よく見られるのが下記のようなケースです。

  • 採用候補者が推薦者になりすます
  • 友人や代行業者による推薦者のなりすまし
  • 履歴書の経歴詐称

ひとつずつ具体的に解説します。

採用候補者が推薦者になりすます

よく起こり得るなりすましが、採用候補者自身が推薦者としてリファレンスチェックを行うケースです。
友人や知人などに依頼できない場合に、自分で推薦者になりすまして有利に働かせようと企むことが多いようです。
このケースでは、前の会社で大きなトラブルを起こしていること、経歴詐称の程度が酷いため、他者に依頼できないなどの背景を持っている可能性があります。

友人や代行業者による推薦者のなりすまし

次にあり得るのが採用候補者の友人、代行業者に依頼して推薦者になりすますケースです。
友人が人事を担当するような役職にある場合、リファレンスチェックについても理解していることがあり、有利になるように働きかけを依頼することがあります。
また、リファレンスチェックが普及してきたことから、日本でも代行業者による推薦者のなりすましが増えています。
推薦者のチェックは非常に重要なポイントと言えるでしょう。

履歴書の経歴詐称

こちらはなりすましとは少し毛色が変わりますが、採用候補者が履歴書を提出したときに、本来とは違う学歴、勤務歴などを書いているケースです。
このような経歴詐称を行う採用候補者には、何か後ろめたい事情があると予測できます。
例えば、大学を何らかの理由で中途退学していた、前の会社でトラブルを起こしていたなどの事情により、履歴書に書きにくいことが可能性に上がります。
リファレンスチェックで採用候補者について、丁寧に確認することが重要です。

なりすましを防ぐための対策は?

なりすましを防ぐためには、企業側で採用候補者だけでなく、推薦者についてもチェックすることが対策になります。
具体的には次の対策を実施するとよいでしょう。

  • 電話・メールで推薦者の住所、生年月日などの身元確認情報と照合する
  • 推薦者が在職する人物かチェックするため、推薦者の職場に確認の連絡を入れる
  • 推薦者に採用候補者との関りや仕事について詳細に確認する

電話・メールで住所、生年月日などの身元確認情報と照合する

なりすましでは、推薦者が採用候補者の職場の人間と偽っている可能性があります。
そのため、電話またはメールで連絡を行い、住所や生年月日などの個人情報を照合しましょう。
もしなりすましなら、個人情報の提供を拒否する可能性も高いです。

推薦者が在職する人物かチェックするため、推薦者の職場に確認の連絡を入れる

推薦者がいるということは、当然ながら採用候補者の在職中の働きぶりを知っている人物のはずです。
推薦者が在職する人物か確認するため、推薦者の職場に確認の連絡を入れることも有効な対策です。
推薦者が友人や代行業者である場合、そもそも会社に在職していない可能性があります。
会社に連絡し、在職する人物か否かを必ず確認してみてください。
ただし、注意すべき点として、個人情報保護の観点から回答を拒否されるケースもあることは理解しておきましょう。
推薦者や採用候補者が役職ある立場の場合、会社に知られると問題になることもあるからです。

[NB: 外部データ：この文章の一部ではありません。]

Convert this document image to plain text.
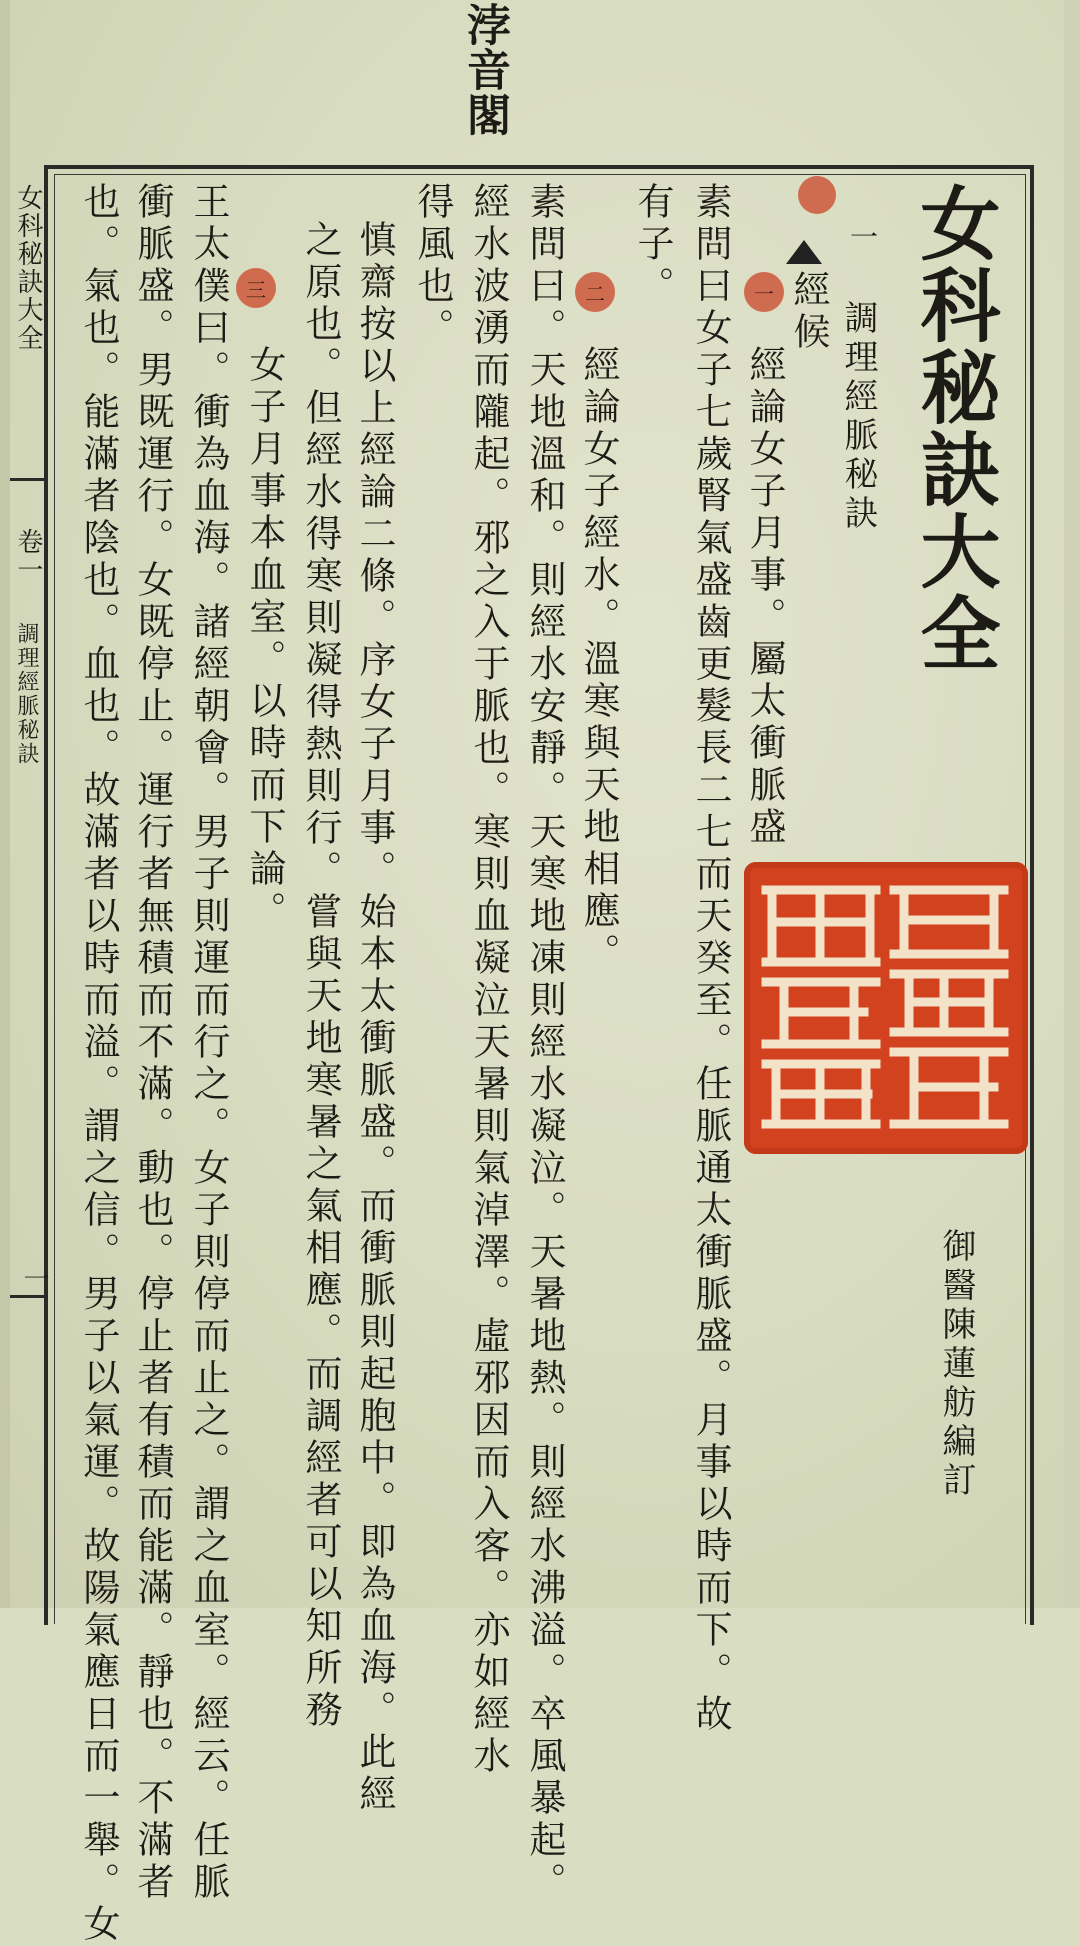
浡音閣
女科秘訣大全
一
調理經脈秘訣
經候
一
二
三
經論女子月事。屬太衝脈盛
素問曰女子七歲腎氣盛齒更髮長二七而天癸至。任脈通太衝脈盛。月事以時而下。故
有子。
經論女子經水。溫寒與天地相應。
素問曰。天地溫和。則經水安靜。天寒地凍則經水凝泣。天暑地熱。則經水沸溢。卒風暴起。
經水波湧而隴起。邪之入于脈也。寒則血凝泣天暑則氣淖澤。虛邪因而入客。亦如經水
得風也。
慎齋按以上經論二條。序女子月事。始本太衝脈盛。而衝脈則起胞中。即為血海。此經
之原也。但經水得寒則凝得熱則行。嘗與天地寒暑之氣相應。而調經者可以知所務
女子月事本血室。以時而下論。
王太僕曰。衝為血海。諸經朝會。男子則運而行之。女子則停而止之。謂之血室。經云。任脈
衝脈盛。男既運行。女既停止。運行者無積而不滿。動也。停止者有積而能滿。靜也。不滿者
也。氣也。能滿者陰也。血也。故滿者以時而溢。謂之信。男子以氣運。故陽氣應日而一舉。女	御醫陳蓮舫編訂
女科秘訣大全
卷一
調理經脈秘訣
一
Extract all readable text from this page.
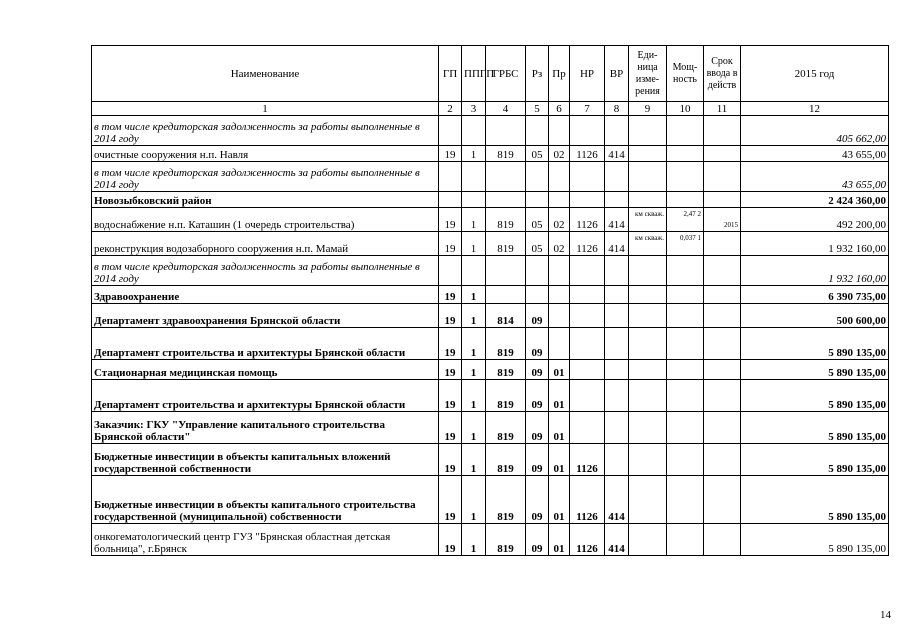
Наименование	ГП	ППГП	ГРБС	Рз	Пр	НР	ВР	Еди-ница изме-рения	Мощ-ность	Срок ввода в действ	2015 год
1	2	3	4	5	6	7	8	9	10	11	12
в том числе кредиторская задолженность за работы выполненные в 2014 году											405 662,00
очистные сооружения н.п. Навля	19	1	819	05	02	1126	414				43 655,00
в том числе кредиторская задолженность за работы выполненные в 2014 году											43 655,00
Новозыбковский район											2 424 360,00
водоснабжение н.п. Каташин (1 очередь строительства)	19	1	819	05	02	1126	414	км скваж.	2,47 2	2015	492 200,00
реконструкция водозаборного сооружения н.п. Мамай	19	1	819	05	02	1126	414	км скваж.	0,037 1		1 932 160,00
в том числе кредиторская задолженность за работы выполненные в 2014 году											1 932 160,00
Здравоохранение	19	1									6 390 735,00
Департамент здравоохранения Брянской области	19	1	814	09							500 600,00
Департамент строительства и архитектуры Брянской области	19	1	819	09							5 890 135,00
Стационарная медицинская помощь	19	1	819	09	01						5 890 135,00
Департамент строительства и архитектуры Брянской области	19	1	819	09	01						5 890 135,00
Заказчик: ГКУ "Управление капитального строительства Брянской области"	19	1	819	09	01						5 890 135,00
Бюджетные инвестиции в объекты капитальных вложений государственной собственности	19	1	819	09	01	1126					5 890 135,00
Бюджетные инвестиции в объекты капитального строительства государственной (муниципальной) собственности	19	1	819	09	01	1126	414				5 890 135,00
онкогематологический центр ГУЗ "Брянская областная детская больница", г.Брянск	19	1	819	09	01	1126	414				5 890 135,00
14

推薦者に採用候補者との関りや仕事について詳細に確認する

推薦者にしかわからない採用候補者について確認することも大事な対策です。
推薦者のなりすましでは、細かい仕事ぶりまで確認すると話しに食い違いが現れます。
採用候補者と推薦者がどのような仕事に携わり、どのような仕事ぶりだったのか、採用候補者の人間性はどのようなものか詳細に確認してみてください。